L’Afrique anglophone en route pour la COP 21

Ségolène Royal a choisi de ne pas prendre de vacances. La Ministre de l’Écologie, du Développement Durable et de l’Énergie est depuis le 2 Août en tournée en Afrique anglophone, dans le but de préparer la COP 21. La tournée se terminera par le Ghana. Au programme également, la Namibie la Zambie et le Botswana.

Donner toute sa place à l’Afrique

Les pays visités par la Ministre ne figurent pas au rang des principaux pollueurs et émetteurs de CO2. Mais il est important que le plus d’États possibles soient mobilisés en amont. Le but est aussi de mieux intégrer les pays africains, qui ont jusqu’alors souvent été marginalisés dans les précédentes négociations climatiques même s’ils figurent parmi les principales victimes du dérèglement climatique, notamment de la désertification et de la perte de biodiversité. De ce fait, ils ont parfois des solutions à proposer et ont une approche novatrice de la question.

De plus, il faut que les pays Africains soient mieux considérés dans les discussions afin que suffisamment de moyens financiers soient débloqués pour leur permettre d’adopter des politiques environnementales ambitieuses. En effet, sur les 10 milliards annuels que le Fonds Vert était censé apporter aux pays en développement pour la transition énergétique, seuls 5 milliards sont disponibles actuellement.

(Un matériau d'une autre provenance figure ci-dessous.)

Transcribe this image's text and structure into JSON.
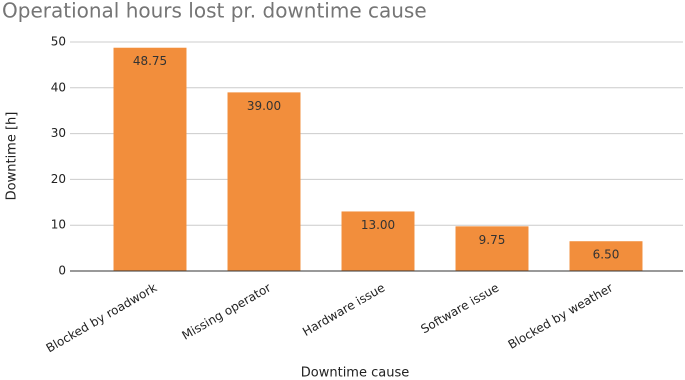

Une opportunité de développement

Comme cela a été dit pendant la rencontre entre Mme Royal et le Président zambien Edgar Lungu, les énergies renouvelables pourraient aussi permettre aux pays africains de réduire leur facture énergétique à l’égard de l’étranger, notamment celles dues aux importations de pétrole. Les pays d’Afrique anglophone bénéficient en effet souvent de conditions propices au développement des énergies renouvelables,développement qui n’est actuellement pas mis en œuvre faute d’investissement. Dans l’exemple de la Zambie, les conditions solaires sont très favorables, et le pays dispose d’une ressource forestière importante peu ou mal exploitée. Si les forêts sont bien gérées, il sera en effet possible de les exploiter tout en endiguant le phénomène de déforestation actuel.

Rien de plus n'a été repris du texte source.